Posted: Sun Mar 23, 2014 9:42 am
by Ecovi
Using the switching regression in Eviews 8 I noticed I get overflow errors on estimation when I enter certain (extreme) values in the coefficient vector c. So apparently, Eviews's initial values depend on this vector, even when "Eviews Supplied" is chosen under Start Method". The user manual makes no mention of this. It only mentions: "The EViews supplied methods employ simple least squares coefficient estimates or the specified fraction of those estimates."

I'd like to have a way to use informative non-user-supplied starting values, e.g. as the manual says it does, by doing simple OLS. I guess it actually does perform some least squares, but in any case, the starting estimates also depend on the coefficient vector.

I'm now setting c=0 before each model estimation to work around such cases where the estimation produces invalid results (extreme values of c result in overflow errors and errors regarding the logarithm of negative values). Still I'd like to know the exact method Eviews uses, especially how it depends on c.

Re: Switching Regression Dependent on Coefficient Vector c?

Posted: Tue Mar 25, 2014 9:59 am
by EViews Glenn
It's a timing issue.

What is going on is that we set up some structures prior to performing estimation, and then, if necessary, fill the coefficients with the least squares results as described in the manual. For extreme values of the coefficients in the C vector, we error in the first step, prior to actually computing the least squares results and initializing values for the Markov evaluation. In this case, the error message is completely spurious, but it does incorrectly stop the estimation.

Let me see if I can adjust the timing of the initialization. For now, your solution should be fine and will use the least squares estimates. You should note that the estimation results that you see are invariant to the actual values that you put in C.

[edit] I've submitted a fix for the spurious error message.

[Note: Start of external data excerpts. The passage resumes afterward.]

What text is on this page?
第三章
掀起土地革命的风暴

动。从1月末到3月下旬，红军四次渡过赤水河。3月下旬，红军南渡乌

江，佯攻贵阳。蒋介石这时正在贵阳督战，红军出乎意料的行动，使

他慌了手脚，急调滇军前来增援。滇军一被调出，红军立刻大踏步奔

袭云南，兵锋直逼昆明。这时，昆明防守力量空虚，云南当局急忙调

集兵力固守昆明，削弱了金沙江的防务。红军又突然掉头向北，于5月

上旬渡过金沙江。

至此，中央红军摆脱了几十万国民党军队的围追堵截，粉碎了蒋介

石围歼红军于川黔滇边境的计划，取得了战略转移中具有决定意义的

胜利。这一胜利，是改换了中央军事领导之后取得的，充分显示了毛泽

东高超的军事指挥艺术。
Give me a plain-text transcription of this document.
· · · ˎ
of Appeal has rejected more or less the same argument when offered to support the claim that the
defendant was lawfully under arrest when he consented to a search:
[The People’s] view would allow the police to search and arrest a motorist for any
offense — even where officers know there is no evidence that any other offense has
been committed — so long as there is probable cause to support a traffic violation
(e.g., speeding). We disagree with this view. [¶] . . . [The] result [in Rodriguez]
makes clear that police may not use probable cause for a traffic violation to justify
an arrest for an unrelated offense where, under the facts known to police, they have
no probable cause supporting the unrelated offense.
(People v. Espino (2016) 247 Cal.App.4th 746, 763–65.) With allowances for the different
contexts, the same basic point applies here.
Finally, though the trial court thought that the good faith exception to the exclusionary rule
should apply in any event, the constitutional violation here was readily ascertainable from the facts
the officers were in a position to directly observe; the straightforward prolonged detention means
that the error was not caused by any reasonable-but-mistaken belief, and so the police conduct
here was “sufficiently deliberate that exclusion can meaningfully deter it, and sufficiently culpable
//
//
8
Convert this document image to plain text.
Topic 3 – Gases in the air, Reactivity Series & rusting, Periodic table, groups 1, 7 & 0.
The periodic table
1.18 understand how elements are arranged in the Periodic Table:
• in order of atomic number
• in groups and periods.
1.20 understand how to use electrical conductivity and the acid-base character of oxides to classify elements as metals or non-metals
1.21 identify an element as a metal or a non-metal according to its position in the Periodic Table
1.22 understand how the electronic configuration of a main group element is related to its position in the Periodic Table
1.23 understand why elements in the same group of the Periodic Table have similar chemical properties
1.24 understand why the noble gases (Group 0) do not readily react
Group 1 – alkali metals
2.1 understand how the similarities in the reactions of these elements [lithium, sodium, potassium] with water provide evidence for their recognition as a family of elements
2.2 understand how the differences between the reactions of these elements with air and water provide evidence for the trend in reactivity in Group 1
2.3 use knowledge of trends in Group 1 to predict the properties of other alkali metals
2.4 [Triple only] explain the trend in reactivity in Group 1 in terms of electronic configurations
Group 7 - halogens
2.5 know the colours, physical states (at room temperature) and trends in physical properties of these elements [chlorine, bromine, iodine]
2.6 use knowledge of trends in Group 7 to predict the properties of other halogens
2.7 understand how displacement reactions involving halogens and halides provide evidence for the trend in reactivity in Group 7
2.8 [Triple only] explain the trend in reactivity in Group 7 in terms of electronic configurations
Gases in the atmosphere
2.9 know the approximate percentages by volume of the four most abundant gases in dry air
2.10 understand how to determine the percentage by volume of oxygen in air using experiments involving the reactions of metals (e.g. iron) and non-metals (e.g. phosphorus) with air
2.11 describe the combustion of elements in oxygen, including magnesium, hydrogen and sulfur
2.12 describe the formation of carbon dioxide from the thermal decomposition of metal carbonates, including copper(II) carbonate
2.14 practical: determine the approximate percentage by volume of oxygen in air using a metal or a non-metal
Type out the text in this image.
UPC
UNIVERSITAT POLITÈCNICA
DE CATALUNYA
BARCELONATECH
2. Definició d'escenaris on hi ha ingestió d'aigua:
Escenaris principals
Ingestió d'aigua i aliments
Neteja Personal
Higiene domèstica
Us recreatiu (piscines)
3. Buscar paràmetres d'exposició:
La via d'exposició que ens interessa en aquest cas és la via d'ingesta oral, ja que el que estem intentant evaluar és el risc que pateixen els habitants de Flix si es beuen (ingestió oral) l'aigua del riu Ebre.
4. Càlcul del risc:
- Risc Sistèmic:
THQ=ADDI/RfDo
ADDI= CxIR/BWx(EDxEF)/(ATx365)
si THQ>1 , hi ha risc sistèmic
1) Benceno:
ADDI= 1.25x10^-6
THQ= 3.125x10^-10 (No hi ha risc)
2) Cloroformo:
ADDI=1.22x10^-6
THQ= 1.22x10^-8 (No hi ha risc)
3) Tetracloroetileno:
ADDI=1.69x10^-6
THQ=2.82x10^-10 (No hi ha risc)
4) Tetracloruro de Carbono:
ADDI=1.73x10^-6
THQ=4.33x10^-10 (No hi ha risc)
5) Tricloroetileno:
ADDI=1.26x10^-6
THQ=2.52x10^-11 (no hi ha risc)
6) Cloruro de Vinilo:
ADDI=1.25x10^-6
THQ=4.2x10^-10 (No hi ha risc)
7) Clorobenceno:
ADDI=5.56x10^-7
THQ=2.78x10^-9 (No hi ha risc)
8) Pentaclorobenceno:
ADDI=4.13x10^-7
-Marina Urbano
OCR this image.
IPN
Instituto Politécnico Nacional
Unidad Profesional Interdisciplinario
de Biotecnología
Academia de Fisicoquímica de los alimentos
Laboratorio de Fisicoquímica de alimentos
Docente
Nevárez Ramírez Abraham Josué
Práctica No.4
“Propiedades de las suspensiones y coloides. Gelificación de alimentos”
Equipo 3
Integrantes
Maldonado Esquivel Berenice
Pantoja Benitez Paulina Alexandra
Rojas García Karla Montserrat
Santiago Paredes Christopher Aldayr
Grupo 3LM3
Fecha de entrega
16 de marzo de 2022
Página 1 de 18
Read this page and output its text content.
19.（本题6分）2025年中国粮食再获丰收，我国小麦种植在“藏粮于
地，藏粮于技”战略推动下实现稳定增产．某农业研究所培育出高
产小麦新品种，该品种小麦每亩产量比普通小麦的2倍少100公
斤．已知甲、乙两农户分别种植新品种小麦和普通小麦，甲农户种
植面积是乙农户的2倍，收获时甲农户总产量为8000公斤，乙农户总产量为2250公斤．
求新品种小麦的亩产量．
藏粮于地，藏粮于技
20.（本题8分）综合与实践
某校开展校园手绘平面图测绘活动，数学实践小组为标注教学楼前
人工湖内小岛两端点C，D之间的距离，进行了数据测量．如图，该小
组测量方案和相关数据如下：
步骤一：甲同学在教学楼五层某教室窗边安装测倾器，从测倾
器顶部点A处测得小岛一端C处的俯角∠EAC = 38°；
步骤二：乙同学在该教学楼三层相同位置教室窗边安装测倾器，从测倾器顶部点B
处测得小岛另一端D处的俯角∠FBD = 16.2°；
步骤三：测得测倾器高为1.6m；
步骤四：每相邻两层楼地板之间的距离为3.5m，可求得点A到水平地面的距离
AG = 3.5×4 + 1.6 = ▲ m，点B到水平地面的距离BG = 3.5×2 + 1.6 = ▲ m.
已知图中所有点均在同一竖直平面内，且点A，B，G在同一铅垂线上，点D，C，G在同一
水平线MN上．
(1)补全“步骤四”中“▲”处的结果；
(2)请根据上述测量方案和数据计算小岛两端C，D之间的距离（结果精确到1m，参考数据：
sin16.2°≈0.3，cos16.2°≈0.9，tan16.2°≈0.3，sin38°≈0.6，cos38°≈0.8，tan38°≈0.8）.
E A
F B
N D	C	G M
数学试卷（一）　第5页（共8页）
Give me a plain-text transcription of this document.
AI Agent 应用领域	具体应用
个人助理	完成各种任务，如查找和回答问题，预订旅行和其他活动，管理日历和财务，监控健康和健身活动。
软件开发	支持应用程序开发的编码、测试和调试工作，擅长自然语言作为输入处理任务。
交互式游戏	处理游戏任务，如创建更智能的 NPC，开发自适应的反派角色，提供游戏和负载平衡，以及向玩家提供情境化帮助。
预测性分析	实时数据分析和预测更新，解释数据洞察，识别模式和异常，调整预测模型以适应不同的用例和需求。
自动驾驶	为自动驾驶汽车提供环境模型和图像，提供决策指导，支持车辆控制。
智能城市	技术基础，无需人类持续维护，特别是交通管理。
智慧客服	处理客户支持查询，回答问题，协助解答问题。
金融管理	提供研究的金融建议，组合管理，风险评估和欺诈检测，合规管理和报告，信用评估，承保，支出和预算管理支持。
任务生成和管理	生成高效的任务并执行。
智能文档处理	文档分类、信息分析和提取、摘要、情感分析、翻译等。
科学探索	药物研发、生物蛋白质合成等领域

It should appear in the next patch of EViews 8. Sorry for the inconvenience.

Re: Switching Regression Dependent on Coefficient Vector c?

Posted: Tue Mar 25, 2014 3:28 pm
by Ecovi
Thanks, so this is actually a bug. (Though I don't quite understand how this is a timing issue. You just have to move some code around I guess.)

When I set c=0 I get the errors much less frequently, but still in some cases they appear.

Anyway, I'm happy it will be fixed.

Re: Switching Regression Dependent on Coefficient Vector c?

Posted: Tue Mar 25, 2014 3:45 pm
by EViews Glenn
You can still get numeric problems due to the estimation of the switching model itself, but those should be unrelated to what is in the coefficient vector when you start if you are using EViews starting values.

Re: Switching Regression Dependent on Coefficient Vector c?

Posted: Sun Apr 06, 2014 4:23 am
by Ecovi
I'd like to follow up with some issues I'm having with Eviews's switching regression implementation.

1) What is the searchstds option for exactly? Is it the same as the "Random scale" input field of the graphical interface? If so, it doesn't seem to stick in that field if entered via the command line.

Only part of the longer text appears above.